# ESET Smart security - Web page - Access denied



## dreams (Apr 21, 2008)

Hi all..

I use ESET smart security and from yesterday I get the above error message when accessing a specific website. I googled and followed the steps to exclude the web address and also create a specific rule. But nothin worked.
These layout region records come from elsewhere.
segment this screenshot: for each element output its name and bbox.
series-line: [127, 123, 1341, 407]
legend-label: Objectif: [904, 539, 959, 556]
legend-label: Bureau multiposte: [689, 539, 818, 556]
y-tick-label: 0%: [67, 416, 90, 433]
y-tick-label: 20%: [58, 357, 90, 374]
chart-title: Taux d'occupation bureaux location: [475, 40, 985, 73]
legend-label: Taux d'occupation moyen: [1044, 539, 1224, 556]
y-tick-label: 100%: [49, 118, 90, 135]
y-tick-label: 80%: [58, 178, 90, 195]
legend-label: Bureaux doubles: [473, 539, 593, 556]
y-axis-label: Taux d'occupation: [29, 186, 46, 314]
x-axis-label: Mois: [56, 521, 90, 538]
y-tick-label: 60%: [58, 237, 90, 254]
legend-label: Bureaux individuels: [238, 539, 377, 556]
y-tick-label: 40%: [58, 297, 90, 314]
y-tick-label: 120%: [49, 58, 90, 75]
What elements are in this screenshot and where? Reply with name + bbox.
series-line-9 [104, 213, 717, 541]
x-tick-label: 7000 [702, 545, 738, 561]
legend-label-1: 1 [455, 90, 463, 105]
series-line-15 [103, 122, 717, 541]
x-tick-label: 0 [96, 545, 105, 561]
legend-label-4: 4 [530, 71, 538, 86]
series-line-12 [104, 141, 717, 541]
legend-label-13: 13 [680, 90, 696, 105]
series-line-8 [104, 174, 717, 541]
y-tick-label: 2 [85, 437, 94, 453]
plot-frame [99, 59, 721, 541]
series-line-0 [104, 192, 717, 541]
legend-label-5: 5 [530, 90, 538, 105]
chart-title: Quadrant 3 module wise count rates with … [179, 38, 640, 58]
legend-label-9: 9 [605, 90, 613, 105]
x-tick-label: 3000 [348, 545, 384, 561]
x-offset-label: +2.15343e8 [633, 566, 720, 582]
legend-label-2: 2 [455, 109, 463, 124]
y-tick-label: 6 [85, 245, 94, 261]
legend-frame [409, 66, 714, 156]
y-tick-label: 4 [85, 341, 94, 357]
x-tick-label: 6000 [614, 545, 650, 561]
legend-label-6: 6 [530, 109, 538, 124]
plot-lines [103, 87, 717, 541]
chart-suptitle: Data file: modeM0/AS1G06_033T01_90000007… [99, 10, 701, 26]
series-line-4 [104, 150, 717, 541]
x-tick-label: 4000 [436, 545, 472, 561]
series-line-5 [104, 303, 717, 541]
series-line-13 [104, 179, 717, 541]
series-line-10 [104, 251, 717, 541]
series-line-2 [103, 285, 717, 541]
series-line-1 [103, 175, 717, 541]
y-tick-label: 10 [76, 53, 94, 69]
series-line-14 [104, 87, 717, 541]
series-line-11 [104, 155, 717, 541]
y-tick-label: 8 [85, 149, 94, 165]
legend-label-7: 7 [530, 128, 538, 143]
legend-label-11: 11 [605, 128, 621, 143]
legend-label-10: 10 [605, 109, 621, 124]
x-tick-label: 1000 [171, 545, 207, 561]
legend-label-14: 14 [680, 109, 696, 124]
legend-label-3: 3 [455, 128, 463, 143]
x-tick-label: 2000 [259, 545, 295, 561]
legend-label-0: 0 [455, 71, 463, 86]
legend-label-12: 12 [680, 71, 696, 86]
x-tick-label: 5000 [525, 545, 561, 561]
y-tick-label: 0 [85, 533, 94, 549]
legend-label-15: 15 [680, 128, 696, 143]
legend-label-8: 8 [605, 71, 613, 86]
Did anybody experience the same???

When I disable AntiVirus and AntiSpyware the website works.

Any ideas??

TiA


----------



## casanova (Apr 21, 2008)

A few known harmful websites are blocked by ESET. It might be one of those. Check the advanced settings in ESET.


----------



## dreams (Apr 21, 2008)

I have done everything..nothin works..the website is a forum.


----------



## Log_net2 (Apr 21, 2008)

dreams said:


> Hi all..
> 
> I use ESET smart security and from yesterday I get the above error message when accessing a specific website. I googled and followed the steps to exclude the web address and also create a specific rule. But nothin worked.
> 
> ...



Since i dont use Eset i am not having probs.Yes,those who use Esset has problem.



casanova said:


> A few known harmful websites are blocked by ESET. It might be one of those. Check the advanced settings in ESET.



Eset has gone beyond its duty, it has block some harmless forum also .Anybody has the right to surf any websites.I am using Site Advisor and i rarely dared to go  a red mark web but if i wanted i can go there.But in this case Eset simply blocked access to even some harmless forum.This is bad.



dreams said:


> I have done everything..nothin works..the website is a forum.



Dont use Eset or you can try this, in the exclude website list type *the name of the website*.Post whether it works or not.


----------



## dreams (Apr 21, 2008)

> Dont use Eset or you can try this, in the exclude website list type *the name of the website*.Post whether it works or not.


I hv mentioned tht i hv already tried it..if i add the site address i.e., for ex. www.thinkdigit.com. the home page loads..If I click on forum in that page then www.thinkdigit.com/forum gets blocked.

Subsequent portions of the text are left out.